Roark scattered four hits, walked two, and struck out seven in six innings. His pitch count rose as the Cubs worked him to deep counts, but when he got in those counts, he threw strikes. He relied on his two-seamer, which he painted on the outside corner time and time again, mixing it with a sharp curveball and solid slider and change-up that he threw for strikes. That mix has earned him a greater percentage of soft contact than any Nationals starter, according to FanGraphs.
"Soft contact" is a statistic calculated by Baseball Info Solutions (BIS), and is the most desirable of three categories of contact quality - soft, medium and hard. According to FanGraphs, no National League pitcher was inducing a higher percentage of soft contact than Roark, entering Sunday.
"Tanner was outstanding," Nationals Manager Dusty Baker said. "We would have loved to have got another inning out of him, but he had 106 pitches after the sixth. We had to go out there and get him. It was a tie ballgame, and we were hoping to get that pinch hit. Tanner's been doing his thing. If he keeps pitching like that, he's gonna win a lot of ballgames."

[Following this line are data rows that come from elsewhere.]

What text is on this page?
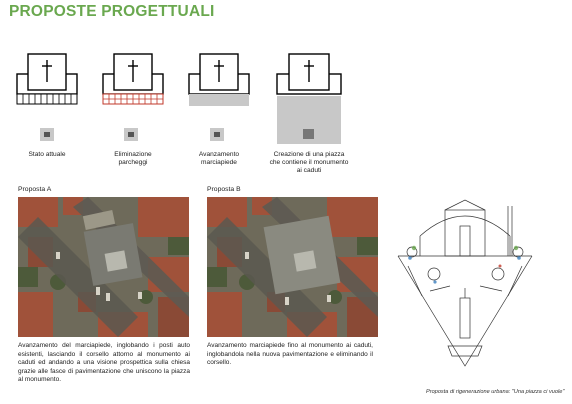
PROPOSTE PROGETTUALI
Stato attuale	Eliminazione parcheggi
Avanzamento marciapiede
Creazione di una piazza che contiene il monumento ai caduti
Proposta A	Proposta B
Avanzamento del marciapiede, inglobando i posti auto esistenti, lasciando il corsello attorno al monumento ai caduti ed andando a una visione prospettica sulla chiesa grazie alle fasce di pavimentazione che uniscono la piazza al monumento.
Avanzamento marciapiede fino al monumento ai caduti, inglobandola nella nuova pavimentazione e eliminando il corsello.
Proposta di rigenerazione urbana: "Una piazza ci vuole"
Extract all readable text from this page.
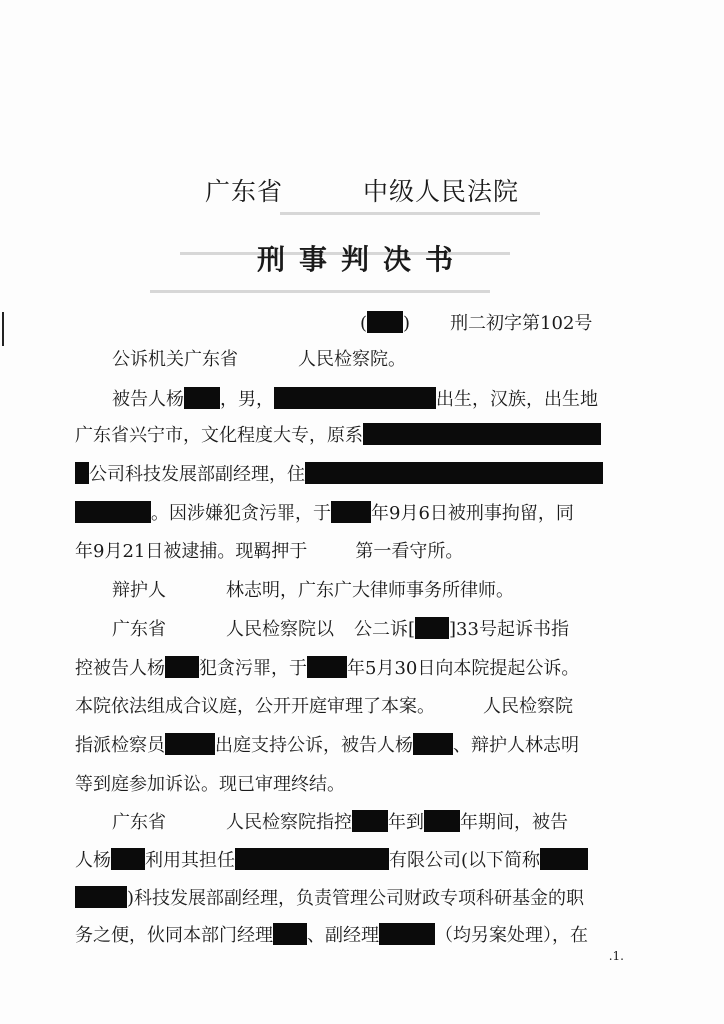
广东省	中级人民法院
刑事判决书
( ) 刑二初字第102号
公诉机关广东省	人民检察院。
被告人杨 ，男，	出生，汉族，出生地
广东省兴宁市，文化程度大专，原系
公司科技发展部副经理，住
。因涉嫌犯贪污罪，于 年9月6日被刑事拘留，同
年9月21日被逮捕。现羁押于	第一看守所。
辩护人	林志明，广东广大律师事务所律师。
广东省	人民检察院以 公二诉[ ]33号起诉书指
控被告人杨 犯贪污罪，于 年5月30日向本院提起公诉。
本院依法组成合议庭，公开开庭审理了本案。	人民检察院
指派检察员	出庭支持公诉，被告人杨 、辩护人林志明
等到庭参加诉讼。现已审理终结。
广东省	人民检察院指控 年到 年期间，被告
人杨 利用其担任	有限公司(以下简称
)科技发展部副经理，负责管理公司财政专项科研基金的职
务之便，伙同本部门经理 、副经理	（均另案处理），在
.1.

So far, however, Roark is 2-2, getting less average run support - fewer than 3.5 runs per nine innings - than any of the other Nationals starters. Sunday, he left the game having ensured the three runs he did get were enough. Though they did not remain that way, Roark's performance was nevertheless impressive. Charged with the task of hanging with Arrieta, the most dominant pitcher of the last half season or so, whose team had not lost any of the last 19 games he started, Roark nearly beat him. He is leading one of the National League's two best starting rotations in ERA, a so far unheralded ace.